Written by attorney Erica Canas

Florida’s Artist Consignment Act: What Does it Protect?

Surprising to many, Florida law provides some specific means for protecting artists’ rights and property. For instance, the Artist's Consignment Act, Fla. Stat. §§ 686.501 -686.506, contains a handful of laws that directly address, and govern, the relationship between an artist and the artist’s dealer.

Artist Consignment Act

Essentially, the Artist’s Consignment Act provides that whenever an artist (consignor) delivers a work of art to an art dealer (consignee) for the purpose of sale, or exhibition and sale, the delivery and acceptance thereof by the art dealer creates a “consignment contract." Any proceeds from the sale of the work of art are considered “held in trust" for the benefit of the artist and are to be applied to any payment due to the artist first. This means that the law will consider the dealer to have possession of the funds and the dealer will remain liable to the artist for those funds until they are paid to the artist. Importantly, these two rights cannot be waived in writing by the artist!

The Consignment Contract

The Act provides that the consignment contract must include the following terms:

· The proceeds of the sale of the art work are to be delivered to the artist at a schedule agreed upon by the artist and dealer;

· The art dealer is responsible for the stated value of the work if the work is damaged while in the art dealer’s possession;

· The art dealer cannot sell the work for less than what the artist and art dealer previously agreed to;

· The artist has a priority interest in the work, or in the proceeds of the work, over the claims of creditors of the art dealer.

A violations of these provisions is considered a misdemeanor of the second degree.

What Does the Act Not Protect?

In situations where the art dealer does not fall within the definition of “art dealer" under the statute, the Artist’s Consignment Act, requires that an artist delivering a work of art to such a dealer to attached a notation to the work stating: “This work of art is being sold subject to a contract of consignment." The purpose of this requirement is to protect the artist’s work from the art dealer’s potential creditors who claim a security interest in the dealer’s inventory. If an artist hands over his work to, let’s say, a proprietor of an antique store or a restaurant for display and sale without the notation, the artist might lose the work if that store or restaurant owner gets into trouble with his creditors as the creditors will have a claim over the artwork that will be given priority over the artist's own rights to that work. In an abundance of caution, that artist should still want to affix this annotation to the work, even if the art dealer is a prominent gallery. It is even suggested that the artist file a UCC-1 to perfect his security interest in the artwork.

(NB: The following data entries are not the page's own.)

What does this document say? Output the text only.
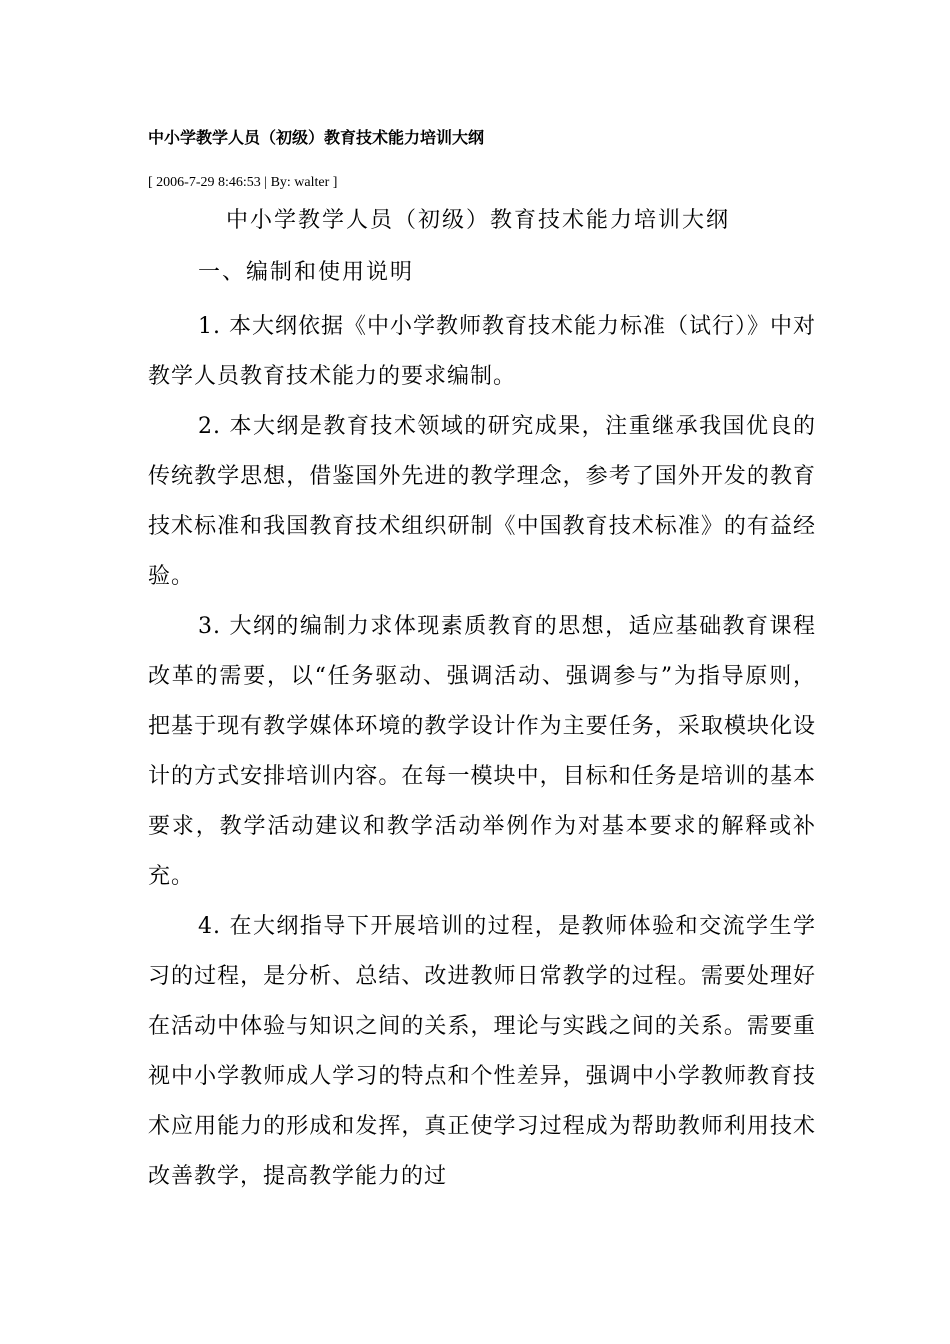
中小学教学人员（初级）教育技术能力培训大纲
[ 2006-7-29 8:46:53 | By: walter ]
中小学教学人员（初级）教育技术能力培训大纲
一、编制和使用说明

1. 本大纲依据《中小学教师教育技术能力标准（试行）》中对教学人员教育技术能力的要求编制。

2. 本大纲是教育技术领域的研究成果，注重继承我国优良的传统教学思想，借鉴国外先进的教学理念，参考了国外开发的教育技术标准和我国教育技术组织研制《中国教育技术标准》的有益经验。

3. 大纲的编制力求体现素质教育的思想，适应基础教育课程改革的需要，以“任务驱动、强调活动、强调参与”为指导原则，把基于现有教学媒体环境的教学设计作为主要任务，采取模块化设计的方式安排培训内容。在每一模块中，目标和任务是培训的基本要求，教学活动建议和教学活动举例作为对基本要求的解释或补充。

4. 在大纲指导下开展培训的过程，是教师体验和交流学生学习的过程，是分析、总结、改进教师日常教学的过程。需要处理好在活动中体验与知识之间的关系，理论与实践之间的关系。需要重视中小学教师成人学习的特点和个性差异，强调中小学教师教育技术应用能力的形成和发挥，真正使学习过程成为帮助教师利用技术改善教学，提高教学能力的过
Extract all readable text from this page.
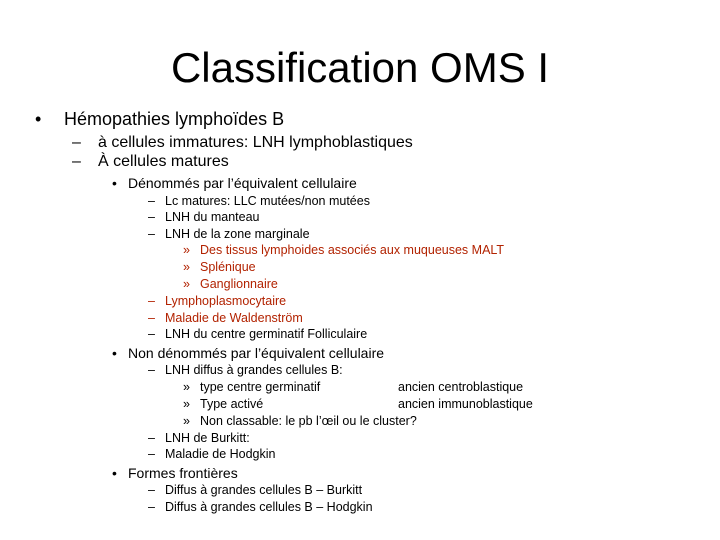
Classification OMS I
• Hémopathies lymphoïdes B
– à cellules immatures: LNH lymphoblastiques
– À cellules matures
• Dénommés par l’équivalent cellulaire
– Lc matures: LLC mutées/non mutées
– LNH du manteau
– LNH de la zone marginale
» Des tissus lymphoides associés aux muqueuses MALT
» Splénique
» Ganglionnaire
– Lymphoplasmocytaire
– Maladie de Waldenström
– LNH du centre germinatif Folliculaire
• Non dénommés par l’équivalent cellulaire
– LNH diffus à grandes cellules B:
» type centre germinatif	ancien centroblastique
» Type activé	ancien immunoblastique
» Non classable: le pb l’œil ou le cluster?
– LNH de Burkitt:
– Maladie de Hodgkin
• Formes frontières
– Diffus à grandes cellules B – Burkitt
– Diffus à grandes cellules B – Hodgkin
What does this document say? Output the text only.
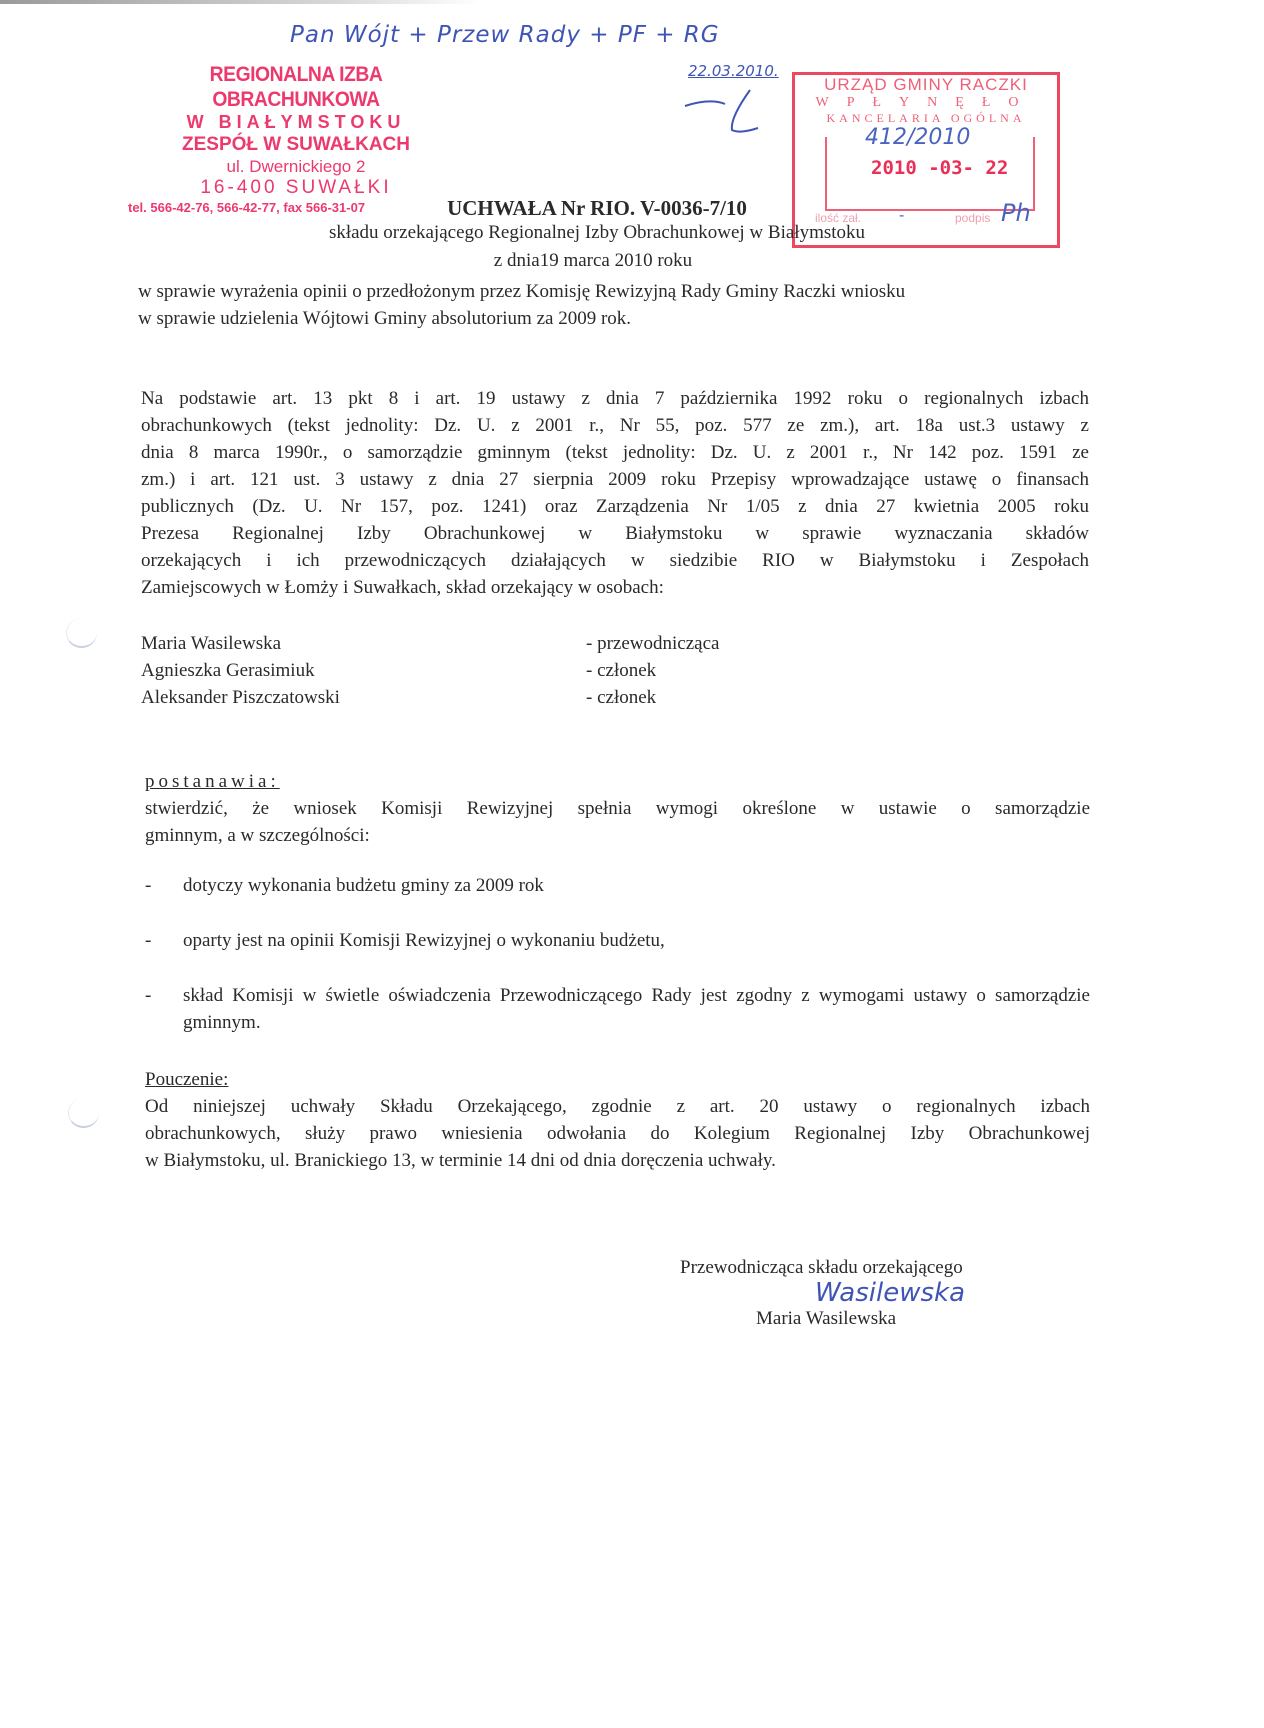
Pan Wójt + Przew Rady + PF + RG
22.03.2010.
REGIONALNA IZBA OBRACHUNKOWA
W BIAŁYMSTOKU
ZESPÓŁ W SUWAŁKACH
ul. Dwernickiego 2
16-400 SUWAŁKI
tel. 566-42-76, 566-42-77, fax 566-31-07
URZĄD GMINY RACZKI
WPŁYNĘŁO
KANCELARIA OGÓLNA
412/2010
2010 -03- 22
ilość zał. -	podpis Ph
UCHWAŁA Nr RIO. V-0036-7/10
składu orzekającego Regionalnej Izby Obrachunkowej w Białymstoku
z dnia19 marca 2010 roku
w sprawie wyrażenia opinii o przedłożonym przez Komisję Rewizyjną Rady Gminy Raczki wniosku
w sprawie udzielenia Wójtowi Gminy absolutorium za 2009 rok.

Na podstawie art. 13 pkt 8 i art. 19 ustawy z dnia 7 października 1992 roku o regionalnych izbach

obrachunkowych (tekst jednolity: Dz. U. z 2001 r., Nr 55, poz. 577 ze zm.), art. 18a ust.3 ustawy z

dnia 8 marca 1990r., o samorządzie gminnym (tekst jednolity: Dz. U. z 2001 r., Nr 142 poz. 1591 ze

zm.) i art. 121 ust. 3 ustawy z dnia 27 sierpnia 2009 roku Przepisy wprowadzające ustawę o finansach

publicznych (Dz. U. Nr 157, poz. 1241) oraz Zarządzenia Nr 1/05 z dnia 27 kwietnia 2005 roku

Prezesa Regionalnej Izby Obrachunkowej w Białymstoku w sprawie wyznaczania składów

orzekających i ich przewodniczących działających w siedzibie RIO w Białymstoku i Zespołach

Zamiejscowych w Łomży i Suwałkach, skład orzekający w osobach:

Maria Wasilewska	- przewodnicząca
Agnieszka Gerasimiuk	- członek
Aleksander Piszczatowski	- członek
postanawia:
stwierdzić, że wniosek Komisji Rewizyjnej spełnia wymogi określone w ustawie o samorządzie
gminnym, a w szczególności:
-	dotyczy wykonania budżetu gminy za 2009 rok
-	oparty jest na opinii Komisji Rewizyjnej o wykonaniu budżetu,
-	skład Komisji w świetle oświadczenia Przewodniczącego Rady jest zgodny z wymogami ustawy o samorządzie gminnym.
Pouczenie:
Od niniejszej uchwały Składu Orzekającego, zgodnie z art. 20 ustawy o regionalnych izbach
obrachunkowych, służy prawo wniesienia odwołania do Kolegium Regionalnej Izby Obrachunkowej
w Białymstoku, ul. Branickiego 13, w terminie 14 dni od dnia doręczenia uchwały.
Przewodnicząca składu orzekającego
Wasilewska
Maria Wasilewska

Please note that the Act does not apply to works of art worth less than $100.00.

The Takeaway:

If you are an artist working with an “art dealer" or gallerist in Florida, be sure to include on all your pieces a notation stating “THIS WORK OF ART IS SUBJECT TO A CONTRACT OF CONSIGNMENT." Also, be sure to get your agreement with your dealer in writing and signed by both parties. The more specific your contract, the less confusion down the line and the easier it is to avoid an expensive legal proceeding to assert your rights under the law.